First Lessons Learned of an Artificial Intelligence Robotic System for Autonomous Coarse Waste Recycling Using Multispectral Imaging-Based Methods
This addresses the inefficiency in current manual sorting processes at disposal facilities, aiming to recover more recyclable materials from coarse waste, though it appears incremental as it builds on existing imaging and AI methods for a specific domain.
The paper tackles the problem of automating coarse waste recycling by developing an AI robotic system that uses multispectral imaging (UV, VIS, NIR, SWIR) for material classification in mixed waste piles, where object detection alone is infeasible due to damaged objects, and investigates autonomous control of hydraulic machinery with cost-effective cameras and AI-based controllers.

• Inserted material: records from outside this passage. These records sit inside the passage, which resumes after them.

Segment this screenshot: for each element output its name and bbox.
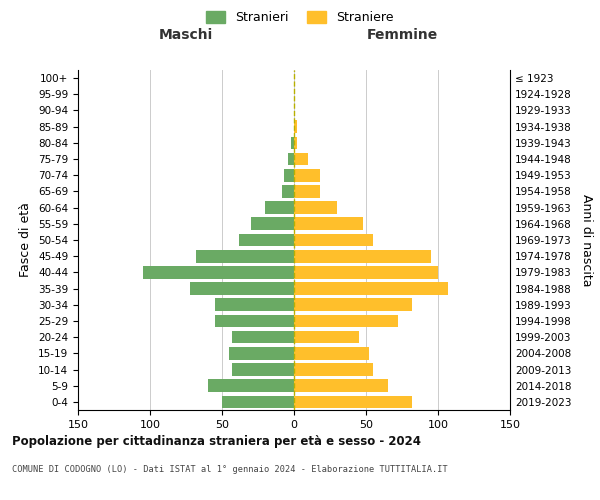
Bar xyxy=(251,218,294,230)
Bar xyxy=(208,380,294,392)
Bar xyxy=(294,169,320,181)
Bar xyxy=(294,120,297,133)
Bar xyxy=(294,218,363,230)
Bar xyxy=(294,152,308,166)
Bar xyxy=(239,234,294,246)
Bar xyxy=(265,202,294,214)
Bar xyxy=(294,282,448,295)
Text: Popolazione per cittadinanza straniera per età e sesso - 2024: Popolazione per cittadinanza straniera p… xyxy=(12,435,421,448)
Bar xyxy=(294,185,320,198)
Bar xyxy=(196,250,294,262)
Bar xyxy=(284,169,294,181)
Y-axis label: Fasce di età: Fasce di età xyxy=(19,202,32,278)
Bar xyxy=(294,331,359,344)
Bar xyxy=(143,266,294,278)
Bar xyxy=(294,266,438,278)
Bar xyxy=(294,250,431,262)
Bar xyxy=(294,202,337,214)
Bar xyxy=(294,136,297,149)
Bar xyxy=(232,363,294,376)
Y-axis label: Anni di nascita: Anni di nascita xyxy=(580,194,593,286)
Bar xyxy=(229,347,294,360)
Bar xyxy=(294,363,373,376)
Bar xyxy=(294,396,412,408)
Bar xyxy=(294,380,388,392)
Bar xyxy=(291,136,294,149)
Bar xyxy=(294,347,369,360)
Text: Femmine: Femmine xyxy=(367,28,437,42)
Bar xyxy=(283,185,294,198)
Legend: Stranieri, Straniere: Stranieri, Straniere xyxy=(202,6,398,29)
Bar xyxy=(294,314,398,328)
Bar xyxy=(294,234,373,246)
Bar xyxy=(222,396,294,408)
Bar xyxy=(190,282,294,295)
Bar xyxy=(215,298,294,311)
Text: Maschi: Maschi xyxy=(159,28,213,42)
Bar xyxy=(215,314,294,328)
Bar xyxy=(288,152,294,166)
Bar xyxy=(294,298,412,311)
Text: COMUNE DI CODOGNO (LO) - Dati ISTAT al 1° gennaio 2024 - Elaborazione TUTTITALIA: COMUNE DI CODOGNO (LO) - Dati ISTAT al 1… xyxy=(12,465,448,474)
Bar xyxy=(232,331,294,344)
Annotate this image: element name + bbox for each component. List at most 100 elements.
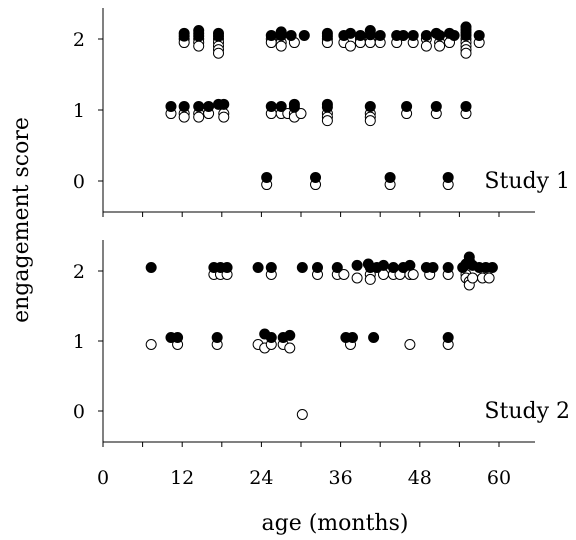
- data-point-filled: [265, 29, 277, 41]
- data-point-filled: [265, 332, 277, 343]
- y-tick-label: 0: [73, 401, 85, 423]
- data-point-filled: [221, 262, 233, 273]
- y-tick-label: 2: [73, 261, 85, 283]
- data-point-filled: [448, 29, 460, 41]
- data-point-filled: [378, 259, 389, 271]
- data-point-filled: [193, 30, 205, 42]
- data-point-filled: [374, 29, 386, 41]
- x-axis-title: age (months): [262, 511, 409, 536]
- data-point-filled: [460, 100, 472, 112]
- data-point-open: [275, 40, 287, 52]
- data-point-filled: [178, 100, 190, 112]
- data-point-open: [284, 342, 296, 354]
- x-tick-label: 12: [170, 467, 194, 489]
- data-point-open: [351, 272, 363, 284]
- data-point-filled: [284, 329, 296, 341]
- data-point-filled: [427, 262, 439, 273]
- data-point-open: [295, 108, 307, 120]
- data-point-filled: [407, 29, 419, 41]
- data-point-filled: [351, 259, 363, 271]
- data-point-open: [420, 40, 432, 52]
- data-point-open: [213, 47, 224, 59]
- data-point-filled: [265, 100, 277, 112]
- data-point-filled: [211, 332, 223, 343]
- data-point-filled: [430, 100, 442, 112]
- data-point-open: [338, 269, 350, 280]
- data-point-filled: [384, 171, 396, 183]
- y-tick-label: 1: [73, 331, 85, 353]
- data-point-filled: [364, 100, 376, 112]
- data-point-filled: [261, 171, 273, 183]
- data-point-filled: [473, 29, 485, 41]
- data-point-open: [193, 111, 205, 123]
- data-point-filled: [387, 262, 399, 273]
- data-point-filled: [312, 262, 323, 273]
- data-point-open: [218, 111, 230, 123]
- data-point-filled: [404, 259, 416, 271]
- data-point-filled: [288, 101, 300, 113]
- panel-label: Study 1: [484, 169, 570, 194]
- data-point-open: [434, 40, 446, 52]
- data-point-filled: [193, 100, 205, 112]
- data-point-filled: [397, 29, 409, 41]
- data-point-filled: [213, 30, 224, 42]
- data-point-open: [483, 272, 495, 284]
- x-axis: 0 12 24 36 48 60: [97, 467, 511, 489]
- data-point-filled: [321, 30, 333, 42]
- x-tick-label: 48: [408, 467, 432, 489]
- data-point-filled: [364, 29, 376, 41]
- data-point-open: [193, 40, 205, 52]
- panel-label: Study 2: [484, 399, 570, 424]
- y-axis-title: engagement score: [9, 117, 34, 323]
- data-point-filled: [486, 262, 498, 273]
- data-point-open: [467, 272, 479, 284]
- data-point-filled: [178, 30, 190, 42]
- data-point-filled: [420, 29, 432, 41]
- data-point-open: [460, 47, 472, 59]
- data-point-filled: [434, 29, 446, 41]
- data-point-filled: [252, 262, 264, 273]
- panel-2: 0 1 2 Study 2: [73, 240, 570, 447]
- data-point-filled: [321, 101, 333, 113]
- data-point-filled: [331, 262, 343, 273]
- panel-1: 0 1 2 Study 1: [73, 8, 570, 217]
- data-point-filled: [285, 29, 297, 41]
- data-point-filled: [345, 27, 356, 39]
- data-point-filled: [218, 98, 230, 110]
- data-point-filled: [346, 332, 358, 343]
- data-point-open: [364, 115, 376, 127]
- data-point-filled: [145, 262, 157, 273]
- data-point-filled: [310, 171, 322, 183]
- data-point-open: [321, 115, 333, 127]
- data-point-open: [404, 339, 416, 350]
- data-point-filled: [460, 29, 472, 41]
- data-point-open: [178, 111, 190, 123]
- data-point-filled: [296, 262, 308, 273]
- data-point-filled: [401, 100, 413, 112]
- data-point-filled: [368, 332, 380, 343]
- data-point-filled: [172, 332, 184, 343]
- chart-panels: 0 1 2 Study 1 0 1 2 Study 2: [73, 8, 570, 447]
- x-tick-label: 36: [329, 467, 353, 489]
- data-point-filled: [442, 332, 454, 343]
- y-tick-label: 2: [73, 29, 85, 51]
- data-point-open: [345, 40, 356, 52]
- data-point-filled: [275, 100, 287, 112]
- data-point-filled: [298, 29, 310, 41]
- data-point-open: [296, 409, 308, 420]
- data-point-filled: [265, 262, 277, 273]
- x-tick-label: 60: [487, 467, 511, 489]
- data-point-open: [364, 273, 376, 285]
- data-point-filled: [165, 100, 177, 112]
- data-point-filled: [275, 29, 287, 41]
- data-point-filled: [442, 262, 454, 273]
- x-tick-label: 24: [249, 467, 273, 489]
- data-point-filled: [442, 171, 454, 183]
- data-point-filled: [354, 29, 366, 41]
- y-tick-label: 0: [73, 171, 85, 193]
- data-point-open: [145, 339, 157, 350]
- data-point-filled: [203, 100, 215, 112]
- y-tick-label: 1: [73, 100, 85, 122]
- x-tick-label: 0: [97, 467, 109, 489]
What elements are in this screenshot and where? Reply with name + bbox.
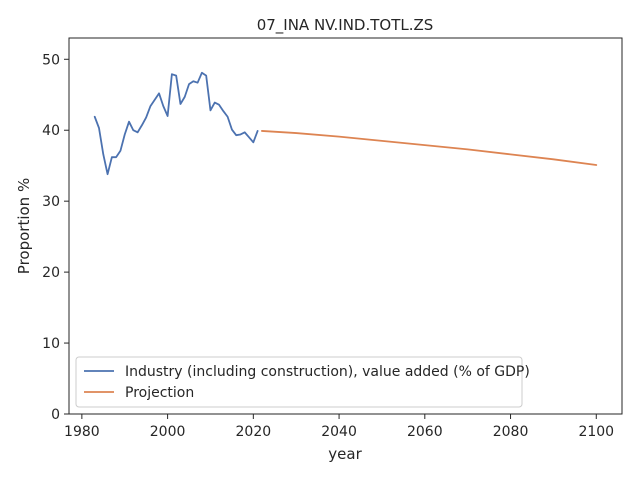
x-axis-title: year <box>328 445 362 463</box>
chart-title: 07_INA NV.IND.TOTL.ZS <box>257 16 434 35</box>
x-tick-label: 2040 <box>321 424 357 440</box>
series-group <box>93 71 598 176</box>
x-tick-label: 2060 <box>407 424 443 440</box>
y-tick-label: 0 <box>51 407 60 423</box>
x-tick-label: 2000 <box>150 424 186 440</box>
x-tick-label: 2020 <box>236 424 272 440</box>
legend: Industry (including construction), value… <box>75 356 530 408</box>
plot-area <box>68 37 623 415</box>
y-tick-label: 50 <box>42 52 60 68</box>
x-axis: 1980 2000 2020 2040 2060 2080 2100 <box>64 414 614 440</box>
legend-label-projection: Projection <box>125 385 194 401</box>
x-tick-label: 1980 <box>64 424 100 440</box>
y-tick-label: 10 <box>42 336 60 352</box>
y-tick-label: 20 <box>42 265 60 281</box>
series-line-industry <box>93 71 259 176</box>
y-axis-title: Proportion % <box>15 178 33 274</box>
y-axis: 0 10 20 30 40 50 <box>42 52 69 423</box>
y-tick-label: 40 <box>42 123 60 139</box>
y-tick-label: 30 <box>42 194 60 210</box>
x-tick-label: 2100 <box>578 424 614 440</box>
legend-label-industry: Industry (including construction), value… <box>125 364 530 380</box>
series-line-projection <box>261 130 598 166</box>
plot-frame <box>68 37 623 415</box>
x-tick-label: 2080 <box>493 424 529 440</box>
legend-box <box>75 356 523 408</box>
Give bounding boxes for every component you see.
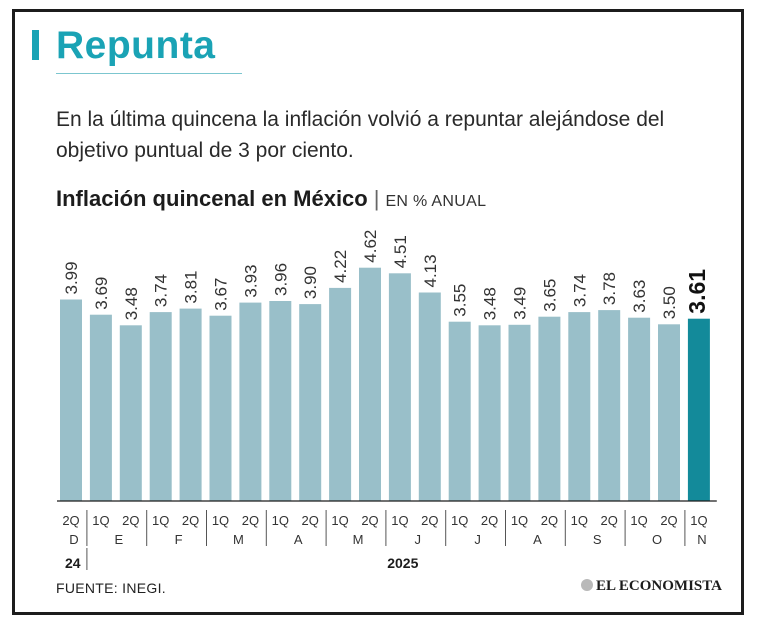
value-label: 3.99 [62, 261, 81, 294]
bar [359, 267, 381, 501]
headline: Repunta [56, 24, 216, 67]
tick-label-month: J [415, 532, 422, 547]
headline-accent-bar [32, 30, 39, 60]
tick-label-quincena: 1Q [511, 513, 528, 528]
brand-name: EL ECONOMISTA [596, 578, 722, 594]
tick-label-quincena: 1Q [212, 513, 229, 528]
bar [538, 316, 561, 501]
value-label: 3.55 [451, 284, 470, 317]
value-label: 3.63 [630, 280, 649, 313]
bar [598, 310, 621, 501]
bar [448, 321, 471, 501]
tick-label-month: N [697, 532, 706, 547]
tick-label-month: A [294, 532, 303, 547]
bar [658, 324, 680, 501]
tick-label-year: 24 [65, 555, 81, 571]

Current disposal facilities for coarse-grained waste perform manual sorting of materials with heavy machinery. Large quantities of recyclable materials are lost to coarse waste, so more effective sorting processes must be developed to recover them. Two key aspects to automate the sorting process are object detection with material classification in mixed piles of waste, and autonomous control of hydraulic machinery. Because most objects in those accumulations of waste are damaged or destroyed, object detection alone is not feasible in the majority of cases. To address these challenges, we propose a classification of materials with multispectral images of ultraviolet (UV), visual (VIS), near infrared (NIR), and short-wave infrared (SWIR) spectrums. Solution for autonomous control of hydraulic heavy machines for sorting of bulky waste is being investigated using cost-effective cameras and artificial intelligence-based controllers.